RIO DE JANEIRO (AP) — Brazil dodged the most dire economic forecasts in 2020, but official figures released Wednesday show the COVID-19 pandemic still battered the nation and it continues to dim the outlook for recovery.
Brazil’s gross domestic product contracted 4.1% in 2020, the biggest annual recession since the series began in 1996, according to Brazil’s official statistics institute, known as IBGE. Still, the result is better the 5.3% plunge forecast by the International Monetary Fund in April last year.
Since the beginning of the health crisis, Brazil’s President Jair Bolsonaro has been adamant that the economy must keep running, arguing that lockdowns and restrictions would inflict greater hardship on the population than the disease. That position, which flew in the face of public health experts’ recommendations, helped stave off an even deeper recession, at least in the short term — as did a generous pandemic welfare program.
But the country is once again recording more than 1,000 daily deaths from COVID-19, which could cause further economic slowdown.
“The worsening COVID-19 outbreak is casting a dark cloud over the outlook for the next few months at least,” William Jackson, an economist at Capital Economics, wrote in a report published Wednesday. Jackson pointed to a plunge in retail sales and likelihood of tighter measures to limit the virus’ spread.
The number of new COVID-19 cases in Brazil is still surging, with a new record high 1,641 deaths reported on Tuesday. The state-run Fiocruz Institute said Tuesday that intensive-care unit occupation rates in 18 states and the Federal District had surpassed 80% – a level considered critical.

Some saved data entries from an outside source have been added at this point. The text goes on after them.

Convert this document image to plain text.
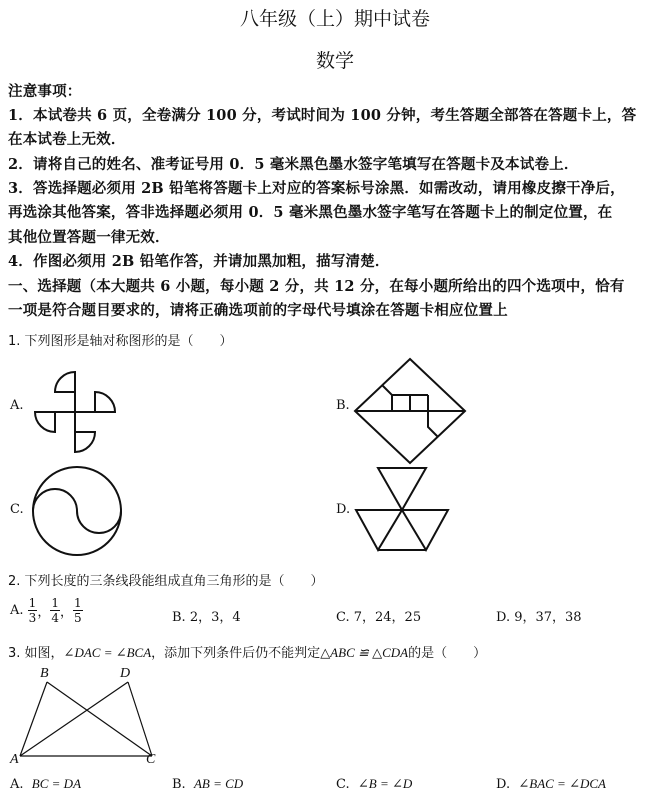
八年级（上）期中试卷
数学
注意事项：
1．本试卷共 6 页，全卷满分 100 分，考试时间为 100 分钟，考生答题全部答在答题卡上，答
在本试卷上无效．
2．请将自己的姓名、准考证号用 0．5 毫米黑色墨水签字笔填写在答题卡及本试卷上．
3．答选择题必须用 2B 铅笔将答题卡上对应的答案标号涂黑．如需改动，请用橡皮擦干净后，
再选涂其他答案，答非选择题必须用 0．5 毫米黑色墨水签字笔写在答题卡上的制定位置，在
其他位置答题一律无效．
4．作图必须用 2B 铅笔作答，并请加黑加粗，描写清楚．
一、选择题（本大题共 6 小题，每小题 2 分，共 12 分，在每小题所给出的四个选项中，恰有
一项是符合题目要求的，请将正确选项前的字母代号填涂在答题卡相应位置上
1. 下列图形是轴对称图形的是（　　）
A.	B.
C.	D.
2. 下列长度的三条线段能组成直角三角形的是（　　）
A. $\frac{1}{3}$ ， $\frac{1}{4}$ ， $\frac{1}{5}$	B. 2，3，4	C. 7，24，25	D. 9，37，38
3. 如图，∠DAC = ∠BCA，添加下列条件后仍不能判定△ABC ≌ △CDA的是（　　）
B	D
A	C
A. BC = DA	B. AB = CD	C. ∠B = ∠D	D. ∠BAC = ∠DCA
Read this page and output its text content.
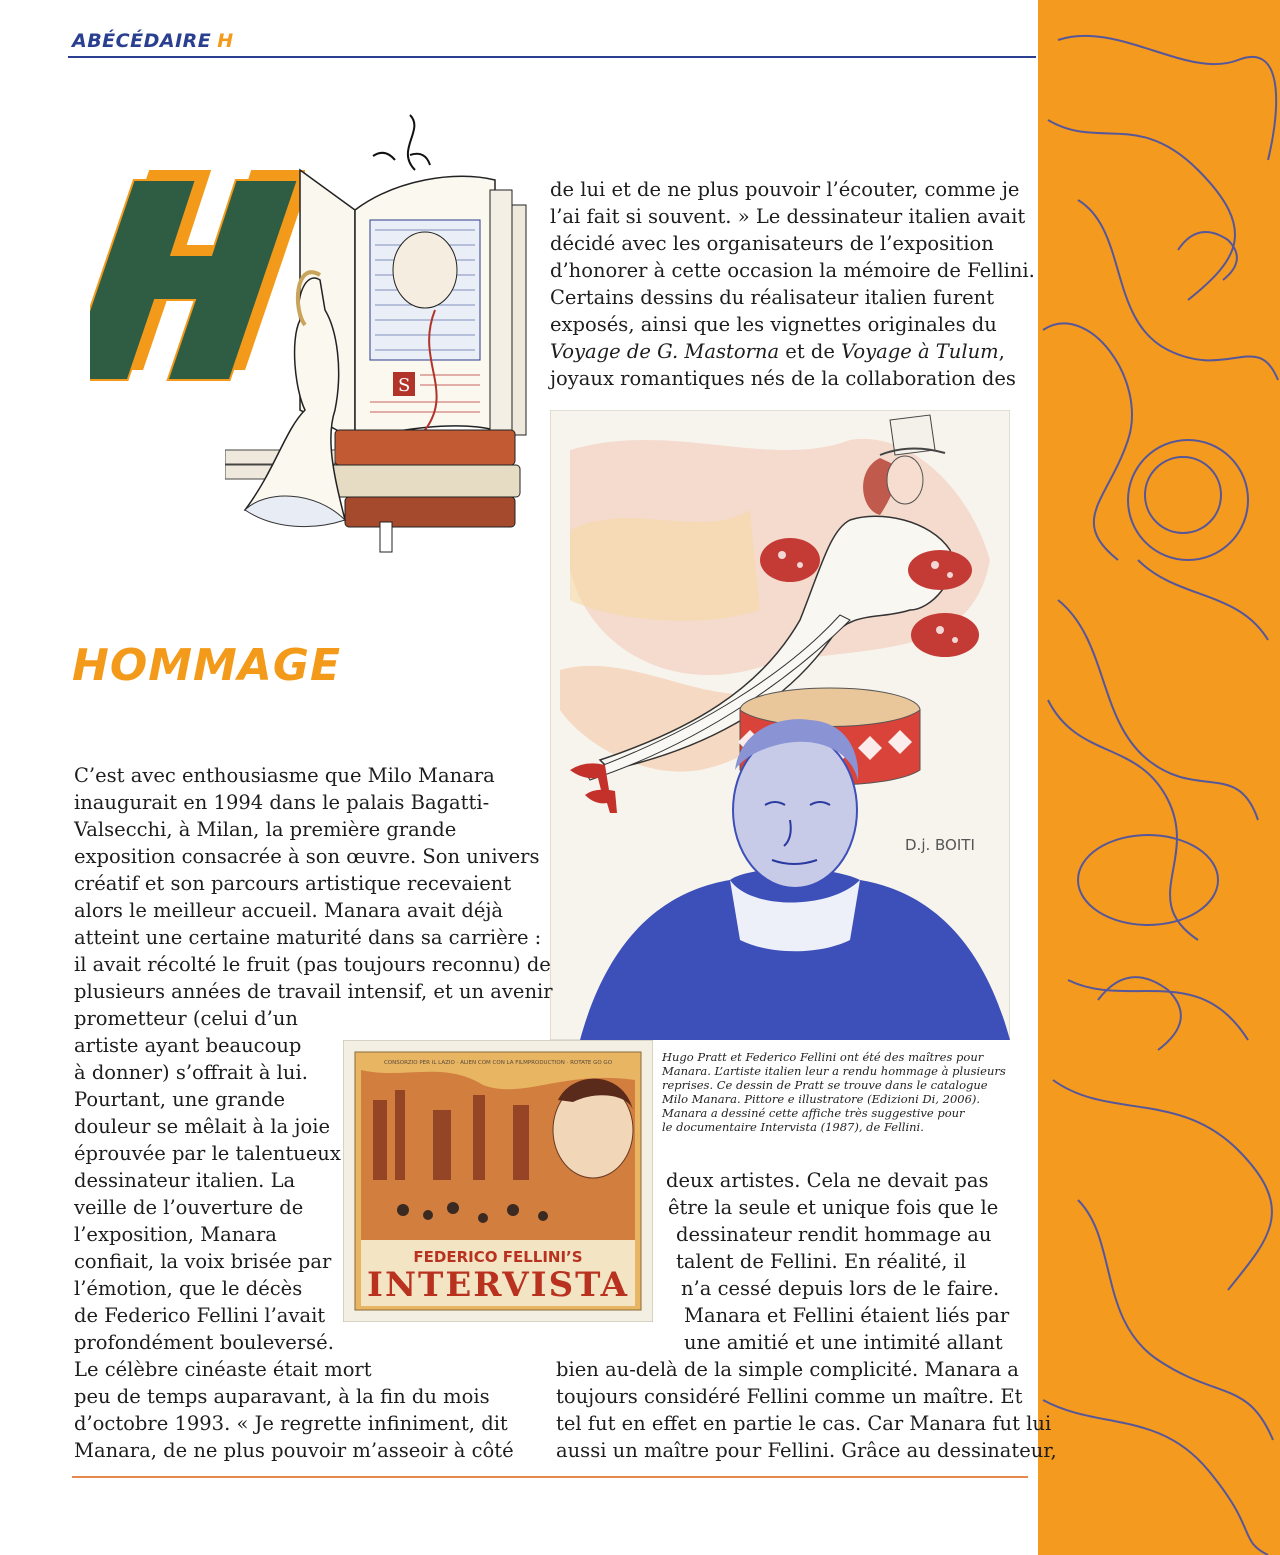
ABÉCÉDAIRE H
S
HOMMAGE
de lui et de ne plus pouvoir l’écouter, comme je
l’ai fait si souvent. » Le dessinateur italien avait
décidé avec les organisateurs de l’exposition
d’honorer à cette occasion la mémoire de Fellini.
Certains dessins du réalisateur italien furent
exposés, ainsi que les vignettes originales du
Voyage de G. Mastorna et de Voyage à Tulum,
joyaux romantiques nés de la collaboration des
D.j. BOITI
C’est avec enthousiasme que Milo Manara
inaugurait en 1994 dans le palais Bagatti-
Valsecchi, à Milan, la première grande
exposition consacrée à son œuvre. Son univers
créatif et son parcours artistique recevaient
alors le meilleur accueil. Manara avait déjà
atteint une certaine maturité dans sa carrière :
il avait récolté le fruit (pas toujours reconnu) de
plusieurs années de travail intensif, et un avenir
prometteur (celui d’un
artiste ayant beaucoup
à donner) s’offrait à lui.
Pourtant, une grande
douleur se mêlait à la joie
éprouvée par le talentueux
dessinateur italien. La
veille de l’ouverture de
l’exposition, Manara
confiait, la voix brisée par
l’émotion, que le décès
de Federico Fellini l’avait
profondément bouleversé.
Le célèbre cinéaste était mort
peu de temps auparavant, à la fin du mois
d’octobre 1993. « Je regrette infiniment, dit
Manara, de ne plus pouvoir m’asseoir à côté
CONSORZIO PER IL LAZIO · ALIEN COM CON LA FILMPRODUCTION · ROTATE GO GO
FEDERICO FELLINI’S
INTERVISTA
Hugo Pratt et Federico Fellini ont été des maîtres pour
Manara. L’artiste italien leur a rendu hommage à plusieurs
reprises. Ce dessin de Pratt se trouve dans le catalogue
Milo Manara. Pittore e illustratore (Edizioni Di, 2006).
Manara a dessiné cette affiche très suggestive pour
le documentaire Intervista (1987), de Fellini.
deux artistes. Cela ne devait pas
être la seule et unique fois que le
dessinateur rendit hommage au
talent de Fellini. En réalité, il
n’a cessé depuis lors de le faire.
Manara et Fellini étaient liés par
une amitié et une intimité allant
bien au-delà de la simple complicité. Manara a
toujours considéré Fellini comme un maître. Et
tel fut en effet en partie le cas. Car Manara fut lui
aussi un maître pour Fellini. Grâce au dessinateur,
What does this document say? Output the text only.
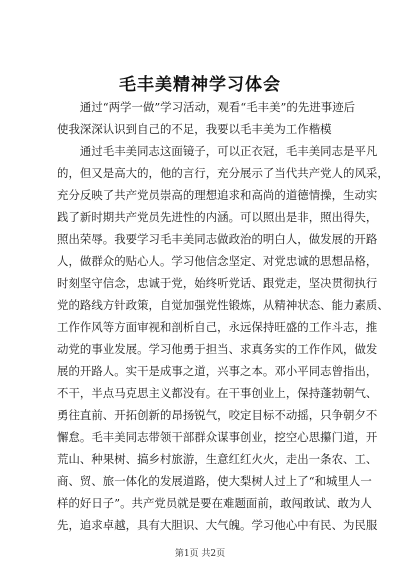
毛丰美精神学习体会
　　通过“两学一做”学习活动，观看“毛丰美”的先进事迹后
使我深深认识到自己的不足，我要以毛丰美为工作楷模
　　通过毛丰美同志这面镜子，可以正衣冠，毛丰美同志是平凡
的，但又是高大的，他的言行，充分展示了当代共产党人的风采，
充分反映了共产党员崇高的理想追求和高尚的道德情操，生动实
践了新时期共产党员先进性的内涵。可以照出是非，照出得失，
照出荣辱。我要学习毛丰美同志做政治的明白人，做发展的开路
人，做群众的贴心人。学习他信念坚定、对党忠诚的思想品格，
时刻坚守信念，忠诚于党，始终听党话、跟党走，坚决贯彻执行
党的路线方针政策，自觉加强党性锻炼，从精神状态、能力素质、
工作作风等方面审视和剖析自己，永远保持旺盛的工作斗志，推
动党的事业发展。学习他勇于担当、求真务实的工作作风，做发
展的开路人。实干是成事之道，兴事之本。邓小平同志曾指出，
不干，半点马克思主义都没有。在干事创业上，保持蓬勃朝气、
勇往直前、开拓创新的昂扬锐气，咬定目标不动摇，只争朝夕不
懈怠。毛丰美同志带领干部群众谋事创业，挖空心思攥门道，开
荒山、种果树、搞乡村旅游，生意红红火火，走出一条农、工、
商、贸、旅一体化的发展道路，使大梨树人过上了“和城里人一
样的好日子”。共产党员就是要在难题面前，敢闯敢试、敢为人
先，追求卓越，具有大胆识、大气魄。学习他心中有民、为民服
第1页 共2页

Monica de Bolle, a Brazilian senior fellow at the Peterson Institute for International Economics in Washington, said the GDP figures don’t yet capture the full impact of the disaster, including implications of lives lost, people going on disability from long-lasting side effects and lingering costs for the health system.
Now that the welfare program has ended, “lots of things are going on in the economy and none of them are good, and we’re going to have a very bad year in 2021. Had the government done things differently, it wouldn’t have been that way,” said de Bolle, who has done postgraduate studies in immunology and genetics. “If public health is in complete collapse, obviously the economy will be in complete collapse.”
Many state governors, scientists and health experts have begun pushing for tighter restrictions. The governor of Sao Paulo, Brazil’s biggest state economy, announced Wednesday that stricter measures would take effect this weekend.
Bolsonaro has forcefully opposed measures by governors and mayors to limit activity, though the Supreme Court ruled last year that such decisions are local authorities’ prerogative.
Brazil saw a robust rebound in the back half of 2020, with 7.7% and 3.2% growth in the third and fourth quarters, IBGE data showed. Family consumption buoyed results in both quarters, helped by the government welfare program, but that was discontinued at the end of the year.
Brazil’s economy was expected to contract less in 2020 than any other major economy in the region, the IMF’s Western Hemisphere director, Alejandro Werner, wrote in a report last month.
Nearly 14 million people were unemployed in Brazil at the end of 2020, a slight improvement from the third quarter, according to IBGE data. Even more were underemployed.
Under increasing pressure to restore at least some emergency funding to poor Brazilians, Economy Minister Paulo Guedes warned this week that Brazil’s economy could resemble that of Argentina within six months and Venezuela within a year and a half if it doesn’t limit spending.
As mass vaccination progresses, Goldman Sachs’ chief Latin America economist Alberto Ramos said in a note Wednesday he expects Brazil’s services industry, which has been particularly badly hit, to recover by the second half of next year.
“In the very near term, the recent pick-up in new viral cases, the acceleration of inflation and the phasing-out of some of the generous fiscal transfers programs may soften the momentum behind the recovery of the services sectors,” he said.
Associated Press journalist David Biller contributed to this report.